The information already provided to Rana includes copies of recorded conversations and emails between Headley, Rana and other participants in the conspiracies and complete videotaped post-arrest statements of Rana and Headley.
Also provided were Headley's testimony before the grand jury and evidence obtained through grand jury subpoenas and evidence seized during search warrants executed at multiple locations, prosecutors said.
"By seeking more particularity, the defendant essentially is requesting the government to point to the particular evidence of each allegation. This is not a proper purpose of a bill of particulars," prosecutors said.

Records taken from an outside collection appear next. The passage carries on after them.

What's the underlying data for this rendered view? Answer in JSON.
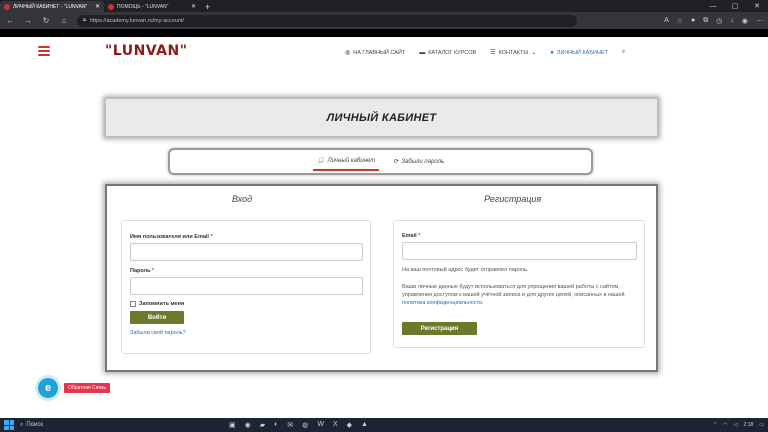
{
  "browser": {
    "tabs": [
      {
        "label": "ЛИЧНЫЙ КАБИНЕТ - \"LUNVAN\"",
        "active": true
      },
      {
        "label": "ПОМОЩЬ - \"LUNVAN\"",
        "active": false
      }
    ],
    "url": "https://academy.lunvan.ru/my-account/"
  },
  "site": {
    "logo": "\"LUNVAN\"",
    "nav": [
      {
        "label": "НА ГЛАВНЫЙ САЙТ",
        "icon": "globe-icon"
      },
      {
        "label": "КАТАЛОГ КУРСОВ",
        "icon": "folder-icon"
      },
      {
        "label": "КОНТАКТЫ",
        "icon": "list-icon"
      },
      {
        "label": "ЛИЧНЫЙ КАБИНЕТ",
        "icon": "user-icon"
      }
    ]
  },
  "page": {
    "title": "ЛИЧНЫЙ КАБИНЕТ",
    "subtabs": [
      {
        "label": "Личный кабинет",
        "active": true
      },
      {
        "label": "Забыли пароль",
        "active": false
      }
    ]
  },
  "login": {
    "heading": "Вход",
    "username_label": "Имя пользователя или Email",
    "password_label": "Пароль",
    "required_mark": "*",
    "remember_label": "Запомнить меня",
    "submit_label": "Войти",
    "forgot_link": "Забыли свой пароль?"
  },
  "register": {
    "heading": "Регистрация",
    "email_label": "Email",
    "required_mark": "*",
    "notice": "На ваш почтовый адрес будет отправлен пароль.",
    "privacy_text": "Ваши личные данные будут использоваться для упрощения вашей работы с сайтом, управления доступом к вашей учётной записи и для других целей, описанных в нашей",
    "privacy_link": "политика конфиденциальности",
    "privacy_end": ".",
    "submit_label": "Регистрация"
  },
  "widgets": {
    "chat_letter": "e",
    "feedback_label": "Обратная Связь"
  },
  "taskbar": {
    "search_label": "Поиск",
    "clock": "2:18"
  },
  "colors": {
    "brand": "#8b1a1a",
    "button": "#6b7a2a",
    "link": "#2a6fb3",
    "accent": "#c0392b"
  }
}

Rana's lawyer Patrick Blegen had in February filed motions asking prosecutors to provide a "bill of particulars", specific details about the "material support and resources" that the Pakistani-Canadian allegedly provided for terrorist plots in India and Denmark.
Blegen said he is seeking the information so that Rana is "sufficiently apprised" of the scope of the government's allegations and is "adequately prepared" for trial.
Rana has pleaded not guilty to charges that he provided material support to the Mumbai terror attacks as well as a plot to attack a Danish newspaper.